U.K. banks, building societies and securities firms may be allowed to use government-backed bonds to comply with new liquidity rules, potentially lessening the cost.
Under new provisions to bolster financial firms’ liquidity, the Financial Services Authority said in December that banks and securities firms would need to cut reliance on wholesale markets and instead hold more government securities, at a potential cost of 5 billion pounds ($7 billion). That may include bonds that now have government guarantees, an FSA official said today.
“It’s something we’re still considering,” said Paul Sharma, the FSA’s director of wholesale and prudential policy, at a conference in London today. “We don’t have an answer yet.”
Banks have borrowed the equivalent of more than $150 billion using government guarantees since October, a figure that may rise as much as $500 billion this year, according to mtn-I, a research firm that tracks the market. Prime Minister Gordon Brown said on Jan. 19 that the government will back hundreds of billions of pounds of securities hurt by market turmoil, adding to a 250 billion-pound credit guarantee announced in October.
Broadening the range of assets lenders and investment banks must hold may reduce the cost of the rules.
“I would have a requirement to hold more but with a generous range of assets rather than a smaller amount with a narrow range,” said David Rule, the chief executive officer of the International Securities Lending Association, who also spoke at the conference today.
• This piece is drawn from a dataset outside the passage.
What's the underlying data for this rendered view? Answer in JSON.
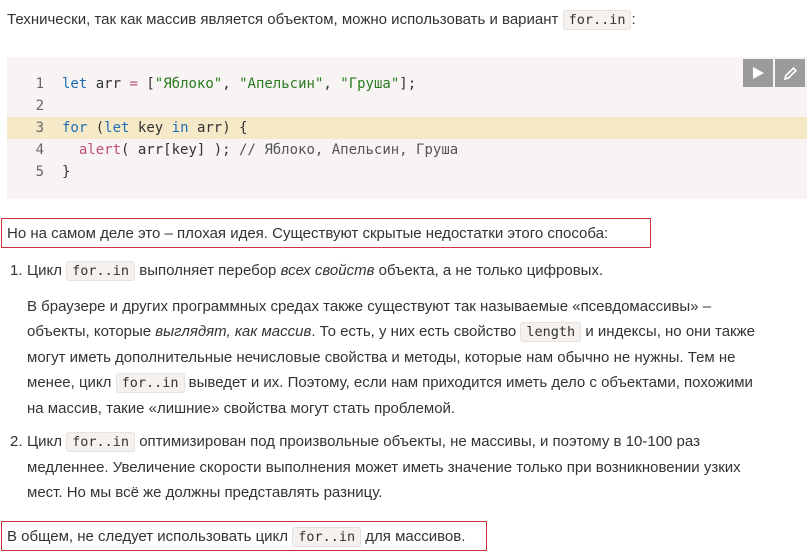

The U.K. government plans to issue a record 146.4 billion pounds of bonds this year to finance bank bailouts and economic- stimulus measures, according to a study by Morgan Stanley released this week. In turn, banks’ demand for so-called gilts could help keep servicing costs low, the report said.
The FSA’s review of liquidity plans comes as global authorities are struggling to fix regulation in the midst of the worst financial crisis since the 1930s.
While the FSA will hold off making financial companies comply with its measures until “normality is returned” to the economy, companies must get liquidity-monitoring systems in place as soon as possible.
New rules about systems and controls, such as ensuring that liquidity flow across an international banking group is monitored, may come into force as early as the third quarter of this year, Sharma said today.
The proposed rules also demand that U.K. units of foreign banks have enough liquidity. The British government is bailing out savers in the British units of failed Icelandic banks.
“This is a sea-change,” Simon Hills, executive director at the British Bankers’ Association, said today. “We need to give assurances that we can manage liquidity across borders. Supervisors in a host country need to talk to home regulators, and colleges are the key route here.”
So-called colleges of supervisors operate on an ad-hoc level in Europe. Regulators from countries in which a bank operates are meant to talk with the supervisors from the bank’s home country.
Brown wants colleges of supervisors to work on a global level, and proposals are meant to be thrashed out before the next meeting of the G-20 group of nations in April.